You can even count the importance of social needs by tallying up the successes of hundreds of men who participated in the Study of Adult Development, a longitudinal study that followed hundreds of Harvard sophomores for their entire lives starting in 1938. The goal was to identify the traits that would create good leaders. The researchers who created this study had not even considered that relationships might be important for much of anything, and included these social variables only as an afterthought. The social variables, however, ended up being the strongest predictors of flourishing throughout life, more important than income, occupational success, and both physical and mental health. George Vaillant, the researcher in charge of the study for more than forty years, summarized its primary findings quite simply: “The only thing that really matters in life are your relationships with other people.”
Social Brains
Human connection may be a core need, but that doesn’t mean it’s easy to satisfy. People are complicated. They are wonderful sources of support in some moments but sources of intense pain in others. Managing relationships is a complicated coordination game requiring us to stay attuned to the thoughts, feelings, and beliefs of everyone from family members and friends to acquaintances and strangers. As the comedian Jim Gaffigan joked in a way that every parent can appreciate, “Other people’s children’s birthday parties are the most joyful events you will ever resent having to attend.” Keeping track of whom to trust, whom to cooperate with, who said what, who knows what, who did what, is all—to put it mildly—extremely complicated.
Our brains reflect this complexity. In fact, the human brain stands out in the animal kingdom for its relatively gigantic neocortex, the fat part of your brain just above your eyes right where the band of your hat would sit. These additional neurons are very costly, lengthening pregnancy and dependency in development. This additional brainpower gives us sophisticated social thinking, which is one attribute—possibly the attribute—that sets us apart from our nearest primate relatives. In one especially ambitious experiment, researchers compared the intellectual performance of 105 human toddlers with that of 106 adult chimpanzees and 32 adult orangutans on what amounts to two different IQ tests. One was a physical IQ test that involved reasoning about objects, such as being able to keep track of where a reward is located in a shell game. The other was a social IQ test that involved reasoning about other minds, such as tracking another’s gaze to monitor what they’re thinking, or learning by watching someone complete a task.
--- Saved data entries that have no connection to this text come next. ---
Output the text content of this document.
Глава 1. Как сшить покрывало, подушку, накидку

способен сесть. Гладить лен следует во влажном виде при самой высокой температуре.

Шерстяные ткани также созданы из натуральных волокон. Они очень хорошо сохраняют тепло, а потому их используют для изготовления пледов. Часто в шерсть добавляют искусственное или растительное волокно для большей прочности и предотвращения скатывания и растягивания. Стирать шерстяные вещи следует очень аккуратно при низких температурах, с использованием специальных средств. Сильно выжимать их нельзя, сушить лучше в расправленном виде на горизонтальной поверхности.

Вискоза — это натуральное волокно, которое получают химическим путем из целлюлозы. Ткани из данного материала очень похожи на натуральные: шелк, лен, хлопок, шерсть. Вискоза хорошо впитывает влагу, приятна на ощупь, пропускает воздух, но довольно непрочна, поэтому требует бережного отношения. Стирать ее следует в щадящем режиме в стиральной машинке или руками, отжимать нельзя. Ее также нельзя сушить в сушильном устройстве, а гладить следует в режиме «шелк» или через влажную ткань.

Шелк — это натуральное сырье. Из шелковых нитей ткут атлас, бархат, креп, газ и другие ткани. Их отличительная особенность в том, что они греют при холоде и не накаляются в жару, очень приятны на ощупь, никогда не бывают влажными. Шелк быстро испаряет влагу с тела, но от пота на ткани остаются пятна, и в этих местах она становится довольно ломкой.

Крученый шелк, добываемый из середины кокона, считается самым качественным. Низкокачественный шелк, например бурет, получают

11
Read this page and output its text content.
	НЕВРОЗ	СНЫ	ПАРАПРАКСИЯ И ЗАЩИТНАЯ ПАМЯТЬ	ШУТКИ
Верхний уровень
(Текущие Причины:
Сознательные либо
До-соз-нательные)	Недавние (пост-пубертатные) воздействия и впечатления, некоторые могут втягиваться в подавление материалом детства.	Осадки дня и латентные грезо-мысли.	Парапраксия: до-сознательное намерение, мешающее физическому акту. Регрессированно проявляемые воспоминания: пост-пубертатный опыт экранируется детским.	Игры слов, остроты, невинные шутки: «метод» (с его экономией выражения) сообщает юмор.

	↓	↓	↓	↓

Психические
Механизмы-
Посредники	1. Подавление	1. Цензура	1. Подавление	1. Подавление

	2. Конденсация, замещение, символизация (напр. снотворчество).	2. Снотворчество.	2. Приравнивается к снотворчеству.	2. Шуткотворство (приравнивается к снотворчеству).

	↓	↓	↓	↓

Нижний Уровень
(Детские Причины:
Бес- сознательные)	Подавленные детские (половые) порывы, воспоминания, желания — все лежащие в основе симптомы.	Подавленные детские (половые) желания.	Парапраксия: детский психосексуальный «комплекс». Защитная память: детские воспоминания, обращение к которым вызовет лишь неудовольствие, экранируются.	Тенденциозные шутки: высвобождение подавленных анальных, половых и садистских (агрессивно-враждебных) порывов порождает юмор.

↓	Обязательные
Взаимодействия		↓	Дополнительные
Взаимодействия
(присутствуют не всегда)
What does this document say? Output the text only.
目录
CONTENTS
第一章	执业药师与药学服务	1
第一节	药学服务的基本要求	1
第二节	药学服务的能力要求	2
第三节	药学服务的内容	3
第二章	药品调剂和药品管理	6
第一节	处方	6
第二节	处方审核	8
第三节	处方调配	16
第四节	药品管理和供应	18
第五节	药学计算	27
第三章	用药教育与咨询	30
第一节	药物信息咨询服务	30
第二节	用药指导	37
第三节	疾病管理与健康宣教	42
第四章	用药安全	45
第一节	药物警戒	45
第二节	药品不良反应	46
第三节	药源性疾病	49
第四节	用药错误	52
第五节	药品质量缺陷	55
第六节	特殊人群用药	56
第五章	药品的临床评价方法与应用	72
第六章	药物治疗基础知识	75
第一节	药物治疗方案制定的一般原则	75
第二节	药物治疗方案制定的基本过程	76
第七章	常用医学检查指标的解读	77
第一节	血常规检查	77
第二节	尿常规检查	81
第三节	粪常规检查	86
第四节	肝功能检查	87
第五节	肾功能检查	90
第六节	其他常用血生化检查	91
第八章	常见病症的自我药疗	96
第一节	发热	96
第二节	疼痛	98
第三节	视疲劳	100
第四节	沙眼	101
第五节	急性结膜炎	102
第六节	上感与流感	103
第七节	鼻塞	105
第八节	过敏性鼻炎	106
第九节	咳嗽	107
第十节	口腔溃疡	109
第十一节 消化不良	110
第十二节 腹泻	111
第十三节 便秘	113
The results were clear. When it came to reasoning about physical objects, the human toddlers were neck and neck with the chimpanzees and orangutans, getting around 70 percent of the questions right. But when it came to social intelligence, the human toddlers crushed the primate competition, getting around 80 percent of the social IQ questions right compared with only around 40 percent for the chimps and orangutans. If you reach for a glass of water in front of a human toddler and miss it, the child is capable of reading your mind to know that you wanted a glass of water, and can even hand it to you if you don’t pick it up yourself. You can miss a glass of water in front of a chimpanzee all day long, and they will do almost nothing.
Homo sapiens means “wise hominin,” but this translation doesn’t tell us what human beings are uniquely wise about. We’re uniquely wise about other people.